In certain cases, it may be necessary to move the inferior alveolar nerve, which provides sensation to the lower lip and chin, to accommodate the placement of dental implants in the lower jaw. This procedure is typically performed when teeth are missing in the area of the two back molars or the second premolar, and other less invasive options are not suitable. Since this is considered a complex procedure, there is often postoperative numbness in the lower lip and chin, which may take a long time to subside, if it does at all.

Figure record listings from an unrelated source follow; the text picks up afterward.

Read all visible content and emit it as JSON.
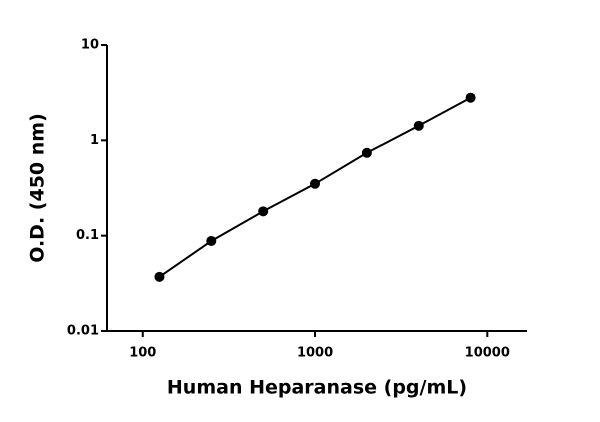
{
  "chart_data": {
    "type": "scatter",
    "x_label": "Human Heparanase (pg/mL)",
    "y_label": "O.D. (450 nm)",
    "x": [
      125,
      250,
      500,
      1000,
      2000,
      4000,
      8000
    ],
    "series": [
      {
        "color": "#000000",
        "values": [
          0.037,
          0.088,
          0.18,
          0.35,
          0.74,
          1.42,
          2.8
        ]
      }
    ],
    "xlim": [
      62,
      17000
    ],
    "ylim": [
      0.01,
      10
    ],
    "xticks": [
      100,
      1000,
      10000
    ],
    "yticks": [
      0.01,
      0.1,
      1,
      10
    ],
    "xscale": "log",
    "yscale": "log",
    "connect_points": true
  }
}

The process involves removing a section of the outer cheek side of the lower jawbone to access the nerve and vessel canal. The nerve and vessel bundle is then carefully isolated and moved to the side. Implants are placed while keeping track of the neurovascular bundle. After implant placement, the nerve and vessel bundle is returned to its original position over the implants. The surgical site is then filled with the surgeon’s choice of bone graft material and closed.

These procedures can be performed separately or together, depending on the individual’s condition. Bone grafts can be sourced from several areas of the body, such as the chin, third molar region, or upper jaw behind the last tooth. For larger grafts, bone may be taken from the hip or the outer part of the tibia at the knee. Using the patient’s own bone often yields the best results.

Allograft material, derived from cadavers, can be used to encourage the patient’s own bone to grow into the repair site. This approach is effective and safe. Synthetic materials can also be used to stimulate bone formation. Additionally, factors from the patient’s own blood may be utilized to accelerate and promote bone growth in the graft area.

These surgeries are typically performed in an outpatient surgical suite under IV sedation or general anesthesia. After the procedure, patients should rest for one day and avoid strenuous activities for one week.